Lundi 24 juin, au tribunal judiciaire de Paris, s’est joué le procès d’un homme pressé, coutumier des us du monde d’avant. « Entre 18 000 rendez-vous de 8 heures à 23 heures, je prenais le chéquier qui traînait sur mon bureau et je faisais un chèque », explique aux juges l’ancien député de Paris et ancien premier secrétaire du Parti socialiste Jean-Christophe Cambadélis.
L’ancien élu de 72 ans a été renvoyé pour « détournement de frais de mandat » au terme d’une enquête ouverte en 2018 par le Parquet national financier (PNF) à la suite d’un signalement de la Haute Autorité pour la transparence de la vie publique (HATVP). Il lui est reproché d’avoir effectué entre 2015 et 2017 – soit la fin de son mandat – plus de 136 000 euros de dépenses litigieuses. Le préjudice a été ramené à 114 057 euros, l’élu ayant versé de lui-même pendant cette même période plus de 22 000 euros depuis son compte personnel vers le compte dédié à son indemnité représentative de frais de mandat (IRFM).
Au commencement de cette affaire, il y a une lettre. Celle du 5 mars 2015, envoyée par le bureau de l’Assemblée nationale à l’ensemble des élus, précisant les usages de l’IRFM. Jusqu’ici, les contours de cette indemnité étaient clairs – une avance destinée à couvrir des frais directement liés au mandat – mais peu détaillés dans les textes.
« Complément de revenu »
La lettre vient confirmer l’illégalité de certaines pratiques, du règlement de cotisations à un parti sur l’IRFM à l’achat d’un bien immobilier, comme une permanence, sur ces mêmes fonds – l’élu en gardant la propriété après son mandat. Elle vient aussi rappeler que cette enveloppe n’est pas destinée à des usages personnels – contrairement aux us de l’époque, explique Jean-Christophe Cambadélis à la barre.

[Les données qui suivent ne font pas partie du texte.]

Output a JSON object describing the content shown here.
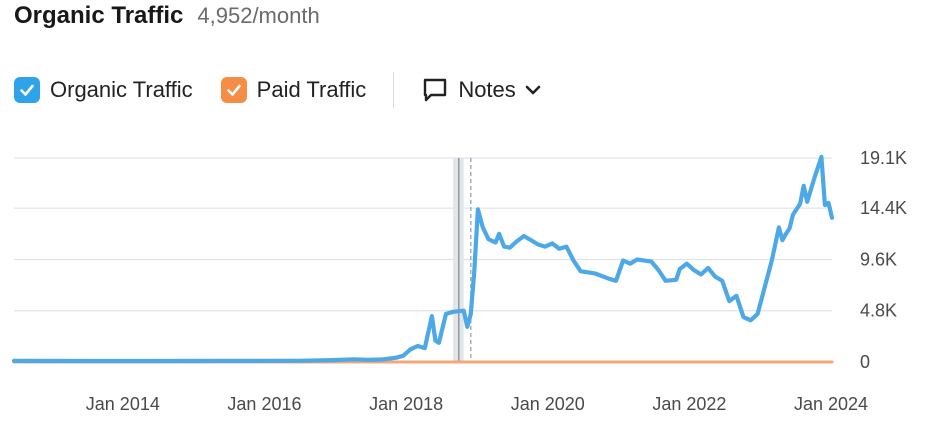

« En 1997, l’IRFM a été augmenté par le président [de l’Assemblée nationale Philippe] Séguin parce qu’on ne pouvait pas augmenter le revenu des députés [pour des raisons d’image]. Donc [l’IRFM] était considéré comme un complément de revenu », précise-t-il. Les élus disposaient ainsi de leur indemnité d’« environ 4 800 euros » net, auxquels s’ajoutait une enveloppe d’IRFM d’un montant analogue. Quand, en 2015, la lettre du bureau est parvenue aux députés, à la suite de l’affaire Cahuzac, « on n’en [a pas retenu] grand-chose. On a [eu] l’impression que c’[était] de l’affichage. (…) [car] les comptes de l’IRFM n’étaient pas rendus publics ».
Le PNF, lui, a pris au sérieux cette lettre. Il reproche à l’ancien député d’avoir effectué avec son IRFM 21 500 euros de virements vers le compte personnel de son épouse actuelle et vers le sien, ainsi que d’avoir payé, entre autres, 44 151 euros de frais liés à son domicile (dont 31 953 au titre de la totalité de ses loyers en 2016), 25 906 euros de cotisations au parti socialiste, 5 000 euros de financement de sa campagne des législatives de 2017, 10 544 euros de déplacements d’agrément – dont un voyage avec son épouse en Corse et un voyage en famille à Prague –, 2 778 euros pour deux déménagements, dont un depuis la Grèce ou encore 18 250 euros de paiements de dommages et intérêts à la suite d’une précédente condamnation. Soit « une multitude d’opérations inscrites dans la durée, (…) dans le but d’assurer son train de vie », estime le procureur Hedy Djilali.